The judge rejected as not legally relevant TransCore's argument that at one point in negotiating the settlement Mark IV tried to get explicit recognition of customers' rights.

TransCore also failed to persuade the judge that ETC was infringing patent 6,653,946 ('946) issued in 2003 after the implicit license granted to Mark IV in the $4.5m settlement of June 2001. He said: "a party may not assign a property right in exchange for consideration (money), and subsequently circumvent the assignment... The buyer has an implied license under any patents of the seller that dominate the product or any uses of the product to which the parties might reasonably contemplate the product will be put."

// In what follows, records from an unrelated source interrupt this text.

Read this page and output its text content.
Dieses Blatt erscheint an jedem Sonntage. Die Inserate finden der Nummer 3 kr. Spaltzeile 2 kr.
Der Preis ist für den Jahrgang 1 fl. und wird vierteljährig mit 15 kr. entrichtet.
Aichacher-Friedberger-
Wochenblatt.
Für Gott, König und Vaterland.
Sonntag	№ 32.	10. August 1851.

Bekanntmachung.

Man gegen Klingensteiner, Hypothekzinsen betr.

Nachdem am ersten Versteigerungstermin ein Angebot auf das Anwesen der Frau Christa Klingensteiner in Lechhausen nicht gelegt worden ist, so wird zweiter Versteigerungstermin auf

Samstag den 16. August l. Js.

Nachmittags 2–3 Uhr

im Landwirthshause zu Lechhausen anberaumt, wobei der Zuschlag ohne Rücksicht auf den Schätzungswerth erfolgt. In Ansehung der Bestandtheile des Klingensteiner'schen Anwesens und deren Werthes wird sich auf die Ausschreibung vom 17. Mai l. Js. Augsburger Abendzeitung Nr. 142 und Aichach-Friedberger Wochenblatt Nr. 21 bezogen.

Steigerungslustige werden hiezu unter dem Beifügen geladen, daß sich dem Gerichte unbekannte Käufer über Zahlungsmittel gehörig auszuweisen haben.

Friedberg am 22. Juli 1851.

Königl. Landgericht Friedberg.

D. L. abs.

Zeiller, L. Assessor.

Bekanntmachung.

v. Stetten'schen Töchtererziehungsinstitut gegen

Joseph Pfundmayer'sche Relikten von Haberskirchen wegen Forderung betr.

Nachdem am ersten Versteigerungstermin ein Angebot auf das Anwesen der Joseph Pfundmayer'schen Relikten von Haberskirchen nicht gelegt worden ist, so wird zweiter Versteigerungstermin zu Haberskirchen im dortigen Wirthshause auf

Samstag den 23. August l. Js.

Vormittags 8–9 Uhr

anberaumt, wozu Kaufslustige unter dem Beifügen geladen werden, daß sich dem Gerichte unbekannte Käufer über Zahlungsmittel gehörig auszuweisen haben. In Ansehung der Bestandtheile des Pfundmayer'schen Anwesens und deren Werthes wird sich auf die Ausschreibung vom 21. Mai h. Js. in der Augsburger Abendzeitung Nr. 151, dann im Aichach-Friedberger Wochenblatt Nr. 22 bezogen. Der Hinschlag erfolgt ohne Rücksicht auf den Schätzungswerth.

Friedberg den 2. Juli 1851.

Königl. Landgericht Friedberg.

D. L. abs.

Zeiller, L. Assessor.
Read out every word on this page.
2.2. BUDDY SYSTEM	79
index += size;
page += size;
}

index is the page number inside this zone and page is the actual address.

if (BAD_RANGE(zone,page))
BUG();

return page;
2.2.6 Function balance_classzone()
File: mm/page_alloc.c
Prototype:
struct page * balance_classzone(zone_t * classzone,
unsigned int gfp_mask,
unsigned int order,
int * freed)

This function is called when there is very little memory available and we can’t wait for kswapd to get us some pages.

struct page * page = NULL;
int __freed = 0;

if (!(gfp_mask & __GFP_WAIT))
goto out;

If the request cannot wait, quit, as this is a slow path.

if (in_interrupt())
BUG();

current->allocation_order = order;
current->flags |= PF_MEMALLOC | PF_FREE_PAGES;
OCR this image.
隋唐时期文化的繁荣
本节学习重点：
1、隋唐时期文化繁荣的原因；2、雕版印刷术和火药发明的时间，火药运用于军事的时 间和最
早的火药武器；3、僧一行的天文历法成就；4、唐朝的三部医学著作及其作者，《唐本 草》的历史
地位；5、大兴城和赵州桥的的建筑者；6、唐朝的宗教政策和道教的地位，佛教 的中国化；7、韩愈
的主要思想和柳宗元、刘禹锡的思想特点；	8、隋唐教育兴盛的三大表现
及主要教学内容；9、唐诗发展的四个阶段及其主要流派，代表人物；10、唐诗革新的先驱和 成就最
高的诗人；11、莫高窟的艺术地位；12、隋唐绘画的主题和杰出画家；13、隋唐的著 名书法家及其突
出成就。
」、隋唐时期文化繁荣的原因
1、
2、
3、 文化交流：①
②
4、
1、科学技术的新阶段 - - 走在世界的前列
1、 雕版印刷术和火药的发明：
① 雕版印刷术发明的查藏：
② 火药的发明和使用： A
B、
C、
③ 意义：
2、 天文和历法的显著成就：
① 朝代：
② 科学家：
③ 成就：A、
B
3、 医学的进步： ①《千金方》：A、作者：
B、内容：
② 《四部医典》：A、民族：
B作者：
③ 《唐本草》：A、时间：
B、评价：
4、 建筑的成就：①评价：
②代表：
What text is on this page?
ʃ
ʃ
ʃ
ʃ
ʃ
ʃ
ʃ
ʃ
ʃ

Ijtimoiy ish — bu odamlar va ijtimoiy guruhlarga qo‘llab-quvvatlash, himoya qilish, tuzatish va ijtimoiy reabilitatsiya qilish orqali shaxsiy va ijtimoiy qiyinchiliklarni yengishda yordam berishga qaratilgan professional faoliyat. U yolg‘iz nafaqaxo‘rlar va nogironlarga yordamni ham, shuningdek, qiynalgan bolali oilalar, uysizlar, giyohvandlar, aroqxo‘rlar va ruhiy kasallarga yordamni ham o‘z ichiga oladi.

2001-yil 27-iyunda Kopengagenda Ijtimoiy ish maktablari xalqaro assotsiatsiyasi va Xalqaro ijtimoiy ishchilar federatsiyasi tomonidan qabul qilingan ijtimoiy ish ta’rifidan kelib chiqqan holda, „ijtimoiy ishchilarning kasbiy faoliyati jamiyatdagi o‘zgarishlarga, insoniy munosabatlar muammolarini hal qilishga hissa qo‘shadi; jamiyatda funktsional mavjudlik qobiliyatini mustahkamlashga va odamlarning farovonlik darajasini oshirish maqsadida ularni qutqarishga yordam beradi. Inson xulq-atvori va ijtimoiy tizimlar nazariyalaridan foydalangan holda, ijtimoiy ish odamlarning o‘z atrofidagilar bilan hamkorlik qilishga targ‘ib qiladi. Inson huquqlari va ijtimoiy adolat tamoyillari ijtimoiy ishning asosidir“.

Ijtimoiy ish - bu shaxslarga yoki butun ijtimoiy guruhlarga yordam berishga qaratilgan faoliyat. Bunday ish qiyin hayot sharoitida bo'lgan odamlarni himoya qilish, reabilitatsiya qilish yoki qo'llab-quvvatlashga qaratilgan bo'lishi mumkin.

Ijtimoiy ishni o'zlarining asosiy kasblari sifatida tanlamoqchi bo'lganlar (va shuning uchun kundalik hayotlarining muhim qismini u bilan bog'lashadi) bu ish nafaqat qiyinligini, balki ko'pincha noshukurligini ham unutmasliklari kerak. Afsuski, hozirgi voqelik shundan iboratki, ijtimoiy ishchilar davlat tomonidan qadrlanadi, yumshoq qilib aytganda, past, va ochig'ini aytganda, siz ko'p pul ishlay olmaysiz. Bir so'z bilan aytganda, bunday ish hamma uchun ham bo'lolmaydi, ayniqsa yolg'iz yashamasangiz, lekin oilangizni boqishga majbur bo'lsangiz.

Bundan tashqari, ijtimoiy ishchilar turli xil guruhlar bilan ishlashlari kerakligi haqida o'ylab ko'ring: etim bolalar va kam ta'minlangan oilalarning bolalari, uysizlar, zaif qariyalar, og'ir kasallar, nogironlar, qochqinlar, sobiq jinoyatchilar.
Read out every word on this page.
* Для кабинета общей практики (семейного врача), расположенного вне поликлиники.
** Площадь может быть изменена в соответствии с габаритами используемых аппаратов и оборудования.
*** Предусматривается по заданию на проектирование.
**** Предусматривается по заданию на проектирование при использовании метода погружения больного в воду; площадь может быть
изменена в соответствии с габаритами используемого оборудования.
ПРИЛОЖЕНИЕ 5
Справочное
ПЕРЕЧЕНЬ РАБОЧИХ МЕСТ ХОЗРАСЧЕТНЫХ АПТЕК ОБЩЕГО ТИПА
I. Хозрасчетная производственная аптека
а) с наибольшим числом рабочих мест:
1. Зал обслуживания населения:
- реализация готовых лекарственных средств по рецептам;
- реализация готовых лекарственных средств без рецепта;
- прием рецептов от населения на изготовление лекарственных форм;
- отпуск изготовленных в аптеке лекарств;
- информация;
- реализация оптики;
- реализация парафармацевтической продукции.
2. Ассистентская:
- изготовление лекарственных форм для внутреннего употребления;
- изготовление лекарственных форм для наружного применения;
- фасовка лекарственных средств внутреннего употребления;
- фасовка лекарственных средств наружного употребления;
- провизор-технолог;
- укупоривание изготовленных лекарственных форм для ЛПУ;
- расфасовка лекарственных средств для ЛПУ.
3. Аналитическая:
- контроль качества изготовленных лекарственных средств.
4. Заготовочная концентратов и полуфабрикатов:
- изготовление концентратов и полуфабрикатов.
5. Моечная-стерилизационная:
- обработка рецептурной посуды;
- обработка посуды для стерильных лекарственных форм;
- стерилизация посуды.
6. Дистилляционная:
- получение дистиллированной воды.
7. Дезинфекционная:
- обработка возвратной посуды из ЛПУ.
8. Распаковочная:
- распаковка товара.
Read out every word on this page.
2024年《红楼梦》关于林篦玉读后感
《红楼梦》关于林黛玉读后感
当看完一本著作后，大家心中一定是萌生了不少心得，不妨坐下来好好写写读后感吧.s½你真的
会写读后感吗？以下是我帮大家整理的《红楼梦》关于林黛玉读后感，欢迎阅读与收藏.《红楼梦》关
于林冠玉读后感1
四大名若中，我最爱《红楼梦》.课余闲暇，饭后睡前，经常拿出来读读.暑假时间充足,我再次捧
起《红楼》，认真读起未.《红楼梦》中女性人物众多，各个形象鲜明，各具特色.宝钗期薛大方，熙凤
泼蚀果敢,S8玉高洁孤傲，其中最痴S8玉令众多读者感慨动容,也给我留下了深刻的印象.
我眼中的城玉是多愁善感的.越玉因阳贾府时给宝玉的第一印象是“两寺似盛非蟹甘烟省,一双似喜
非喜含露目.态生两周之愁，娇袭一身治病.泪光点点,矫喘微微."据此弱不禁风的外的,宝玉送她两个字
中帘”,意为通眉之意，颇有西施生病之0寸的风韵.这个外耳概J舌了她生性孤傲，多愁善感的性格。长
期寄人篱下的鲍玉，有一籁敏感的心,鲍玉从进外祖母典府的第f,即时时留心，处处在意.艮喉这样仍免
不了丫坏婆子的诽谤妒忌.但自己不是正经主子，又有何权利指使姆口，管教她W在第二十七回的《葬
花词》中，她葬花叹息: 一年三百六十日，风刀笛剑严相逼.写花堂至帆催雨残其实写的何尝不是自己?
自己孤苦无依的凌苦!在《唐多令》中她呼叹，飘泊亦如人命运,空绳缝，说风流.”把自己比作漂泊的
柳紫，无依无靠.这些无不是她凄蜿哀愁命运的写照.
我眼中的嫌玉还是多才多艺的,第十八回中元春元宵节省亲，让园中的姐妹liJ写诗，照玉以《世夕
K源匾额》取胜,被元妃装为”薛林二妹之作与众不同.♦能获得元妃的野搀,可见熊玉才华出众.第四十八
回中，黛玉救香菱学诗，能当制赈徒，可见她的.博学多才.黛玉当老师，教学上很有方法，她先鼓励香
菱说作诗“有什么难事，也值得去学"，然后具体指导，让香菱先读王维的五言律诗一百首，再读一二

The judge said that TransCore accepted that patent '946 was only an expansion of '082 which was covered by the Covenant Not to Sue and the court concluded that the TransCore infringement claim was barred by legal estoppel.

AT/Comm never built any open road toll installation

To a non-lawyer the amazing thing about these old AT/Comm patents is that they were never deployed in any real world open road tolling installation. AT/Comm only built single lane roll through electronic toll lanes.

We never even heard of any AT/Comm testing of open road tolling along the lines of their patent. They seemed to be spending so much of their shareholders money on law suits that they had nothing left for any real engineering of open road tolling.

It was left to all their competitors and successors to do the real development work on open road tolling - Hughes/Raytheon, Lockheed/ACS, InTrans, Combitech/Kapsch, WorldCom/MFS, United Toll Systems, and TransCore. Everyone except the people who claimed the patents.

Here is the judgment:

http://www.tollroadsnews.com/sites/default/files/Judgment.pdf

No word on whether TransCore will appeal the judgment.